= Casimiro Díaz =

 For the player, see: Casimiro Diaz (baseball).

Fray Casimiro Díaz Toledano OSA (1693–1746) was a Spanish Augustinian friar who accompanied the first Spanish expedition to the Cordillera, situated on the island of Luzon in the Philippines.

Díaz wrote Conquistas de las Islas Philipinas in 1718 (published in Valladolid in 1890). He also wrote Parrocho (1745). Casimiro Díaz reported, "The Igorots are a barbaric people."

== Life and work ==
Casimiro Díaz was born in Toledo, Spain in 1693.
He took his vows in the convent of San Felipe el Real in 1710, and after arriving at the Philippines, he finished his literary studies.
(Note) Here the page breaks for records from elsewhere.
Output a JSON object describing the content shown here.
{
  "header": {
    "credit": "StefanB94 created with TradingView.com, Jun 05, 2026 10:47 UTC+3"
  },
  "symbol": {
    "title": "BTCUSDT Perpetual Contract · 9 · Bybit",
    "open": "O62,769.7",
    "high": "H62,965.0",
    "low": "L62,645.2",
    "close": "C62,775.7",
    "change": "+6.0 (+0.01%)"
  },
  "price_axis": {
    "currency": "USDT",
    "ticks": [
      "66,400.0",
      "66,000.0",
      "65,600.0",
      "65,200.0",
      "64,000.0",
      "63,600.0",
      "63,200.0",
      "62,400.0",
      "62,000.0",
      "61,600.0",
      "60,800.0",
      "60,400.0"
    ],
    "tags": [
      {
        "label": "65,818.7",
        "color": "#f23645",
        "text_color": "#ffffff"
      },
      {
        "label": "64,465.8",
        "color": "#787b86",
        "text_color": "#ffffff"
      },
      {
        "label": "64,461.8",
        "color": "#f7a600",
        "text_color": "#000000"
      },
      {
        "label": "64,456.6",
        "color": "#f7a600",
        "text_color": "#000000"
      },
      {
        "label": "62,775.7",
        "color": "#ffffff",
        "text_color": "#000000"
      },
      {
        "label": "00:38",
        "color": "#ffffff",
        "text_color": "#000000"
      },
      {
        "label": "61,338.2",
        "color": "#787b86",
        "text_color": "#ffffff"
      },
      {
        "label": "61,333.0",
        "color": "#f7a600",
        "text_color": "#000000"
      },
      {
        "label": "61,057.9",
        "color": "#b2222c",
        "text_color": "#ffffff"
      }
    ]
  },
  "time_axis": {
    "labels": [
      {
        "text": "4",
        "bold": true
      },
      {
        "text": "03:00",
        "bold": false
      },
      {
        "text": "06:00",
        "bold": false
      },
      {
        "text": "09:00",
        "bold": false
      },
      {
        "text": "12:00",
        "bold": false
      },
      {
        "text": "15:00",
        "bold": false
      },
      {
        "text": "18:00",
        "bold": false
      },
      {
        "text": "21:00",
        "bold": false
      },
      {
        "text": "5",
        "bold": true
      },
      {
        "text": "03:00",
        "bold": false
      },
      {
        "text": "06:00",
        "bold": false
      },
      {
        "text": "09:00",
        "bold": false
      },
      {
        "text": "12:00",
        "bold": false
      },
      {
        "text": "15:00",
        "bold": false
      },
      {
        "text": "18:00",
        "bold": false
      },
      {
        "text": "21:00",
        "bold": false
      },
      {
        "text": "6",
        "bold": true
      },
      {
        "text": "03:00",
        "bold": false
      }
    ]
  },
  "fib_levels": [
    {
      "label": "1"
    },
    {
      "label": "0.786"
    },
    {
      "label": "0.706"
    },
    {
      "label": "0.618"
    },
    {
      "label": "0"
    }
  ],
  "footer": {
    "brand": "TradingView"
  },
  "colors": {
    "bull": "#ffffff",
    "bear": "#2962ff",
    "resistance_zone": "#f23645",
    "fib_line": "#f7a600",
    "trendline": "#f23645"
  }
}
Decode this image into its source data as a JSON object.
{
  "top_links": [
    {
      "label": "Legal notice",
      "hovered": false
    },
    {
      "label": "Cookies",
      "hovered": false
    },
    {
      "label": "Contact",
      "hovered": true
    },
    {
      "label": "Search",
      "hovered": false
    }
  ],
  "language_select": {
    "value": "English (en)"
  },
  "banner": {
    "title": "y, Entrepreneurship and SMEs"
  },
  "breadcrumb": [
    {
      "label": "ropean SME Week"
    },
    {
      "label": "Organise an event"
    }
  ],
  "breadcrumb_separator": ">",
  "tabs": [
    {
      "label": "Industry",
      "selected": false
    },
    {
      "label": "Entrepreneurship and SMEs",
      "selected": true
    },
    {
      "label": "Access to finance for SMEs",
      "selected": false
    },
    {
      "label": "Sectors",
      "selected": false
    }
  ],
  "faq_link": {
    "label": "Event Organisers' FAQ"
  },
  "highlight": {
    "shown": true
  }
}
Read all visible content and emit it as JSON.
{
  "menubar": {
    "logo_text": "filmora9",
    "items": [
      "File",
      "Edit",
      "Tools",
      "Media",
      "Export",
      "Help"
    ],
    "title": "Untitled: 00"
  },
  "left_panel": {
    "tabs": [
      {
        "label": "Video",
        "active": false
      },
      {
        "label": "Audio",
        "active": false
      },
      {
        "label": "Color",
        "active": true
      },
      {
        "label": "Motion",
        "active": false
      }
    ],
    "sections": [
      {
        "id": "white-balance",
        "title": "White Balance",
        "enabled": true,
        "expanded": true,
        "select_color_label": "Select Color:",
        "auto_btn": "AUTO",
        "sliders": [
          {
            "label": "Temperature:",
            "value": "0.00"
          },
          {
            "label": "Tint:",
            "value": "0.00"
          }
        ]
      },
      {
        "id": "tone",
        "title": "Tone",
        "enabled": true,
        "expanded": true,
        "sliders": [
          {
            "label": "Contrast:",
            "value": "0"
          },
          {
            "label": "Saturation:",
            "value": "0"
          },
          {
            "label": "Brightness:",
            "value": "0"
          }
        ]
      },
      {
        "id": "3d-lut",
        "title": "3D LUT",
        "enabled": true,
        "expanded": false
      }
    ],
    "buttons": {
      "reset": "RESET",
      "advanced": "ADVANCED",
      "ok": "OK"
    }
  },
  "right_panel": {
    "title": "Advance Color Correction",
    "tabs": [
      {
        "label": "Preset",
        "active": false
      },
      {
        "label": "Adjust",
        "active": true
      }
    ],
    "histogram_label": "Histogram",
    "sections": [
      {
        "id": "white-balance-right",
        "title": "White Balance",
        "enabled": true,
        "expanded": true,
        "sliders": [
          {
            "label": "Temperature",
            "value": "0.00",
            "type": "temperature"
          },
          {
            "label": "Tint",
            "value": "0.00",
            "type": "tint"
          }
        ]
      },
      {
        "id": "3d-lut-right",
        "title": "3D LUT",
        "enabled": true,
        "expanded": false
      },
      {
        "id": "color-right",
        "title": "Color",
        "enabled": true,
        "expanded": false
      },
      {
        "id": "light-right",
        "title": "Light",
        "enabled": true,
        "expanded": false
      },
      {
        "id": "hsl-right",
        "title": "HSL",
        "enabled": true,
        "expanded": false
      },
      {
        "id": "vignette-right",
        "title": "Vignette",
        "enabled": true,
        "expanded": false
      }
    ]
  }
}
Díaz was stationed in the missions at Magalang (1717), later in Mexico (1728), 6 years later in Aráyat (1734), Betis (1735), Minalin (1737), and Candaba (1740). He was procurator-general (1719), twice provincial secretary (1722), definitor (1725), presiding officer of the chapter (1731), qualifier of the Holy Office, chronicler of the Augustinian province in the islands, reader (1744), and conventual preacher. Díaz died in Manila in 1746, having completed many writings.